Re: Chiarimenti Legge 104
Data: 11 giugno, 2012 - 11:53
Sono un insegnante di scuola primaria.
Premetto che ho tutto il rispetto per le persone che usufruiscono dei benefici previsti dalla legge 104 del ’92. Naturalmente mi riferisco a quelle persone che sono “effettivamente” bisognosi di tali benefici.
Nel mio ambito di lavoro, l’insegnamento, riscontro, con rammarico, che, nella maggioranza dei casi, l’handicap personale o del familiare è pretestuoso ai fini della fruizione delle agevolazioni previste dalla legge104/92. Primo fra tutti la conservazione del posto di lavoro: “Un collega con la 104 non è mai perdente posto”. Questo diritto è giusto e sacrosanto per le “VERE 104”. Quello che non riesco a capire, invece, è perché un insegnante che ha bisogno dei benefici previsti dalla 104, per avere assistenza o, peggio ancora, per prestare assistenza ad un familiare, poi ricopre ruoli che lo impegnano anche in orario extrascolastico?
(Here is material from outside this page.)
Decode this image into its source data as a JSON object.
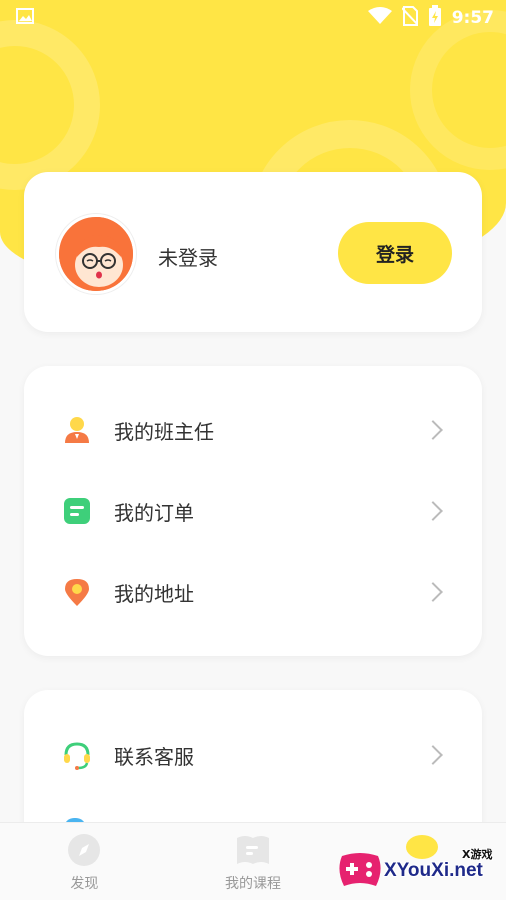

Da un lato gli si concede, giustamente, più tempo per le proprie esigenze e dall’altro Lo si incentiva in attività che gli prolungano, di fatto, l’orario di lavoro e che, in ogni caso, Lo impegnano, o quanto meno Lo “stressano” più del dovuto: Esempio: Ho la “104” perché ho la nonna che ha bisogno della mia assistenza, o peggio ancora per motivi gravi di salute, quindi non posso essere trasferito e ho diritto a 3 gg. mensili di permesso retribuito. Però posso trascorrere pomeriggi interi a scuola perché ho l’incarico di esperto del PON, perché sono Funzione Strumentale, o Vicario collaboratore, o Responsabile di progetti o Responsabile di plesso etc.. Credo che in tutto ciò ci sia molta incongruenza.
Vorrei saper se c’è incompatibilità tra gli incarichi sopra citati e il beneficiare della legge 104 del ’92?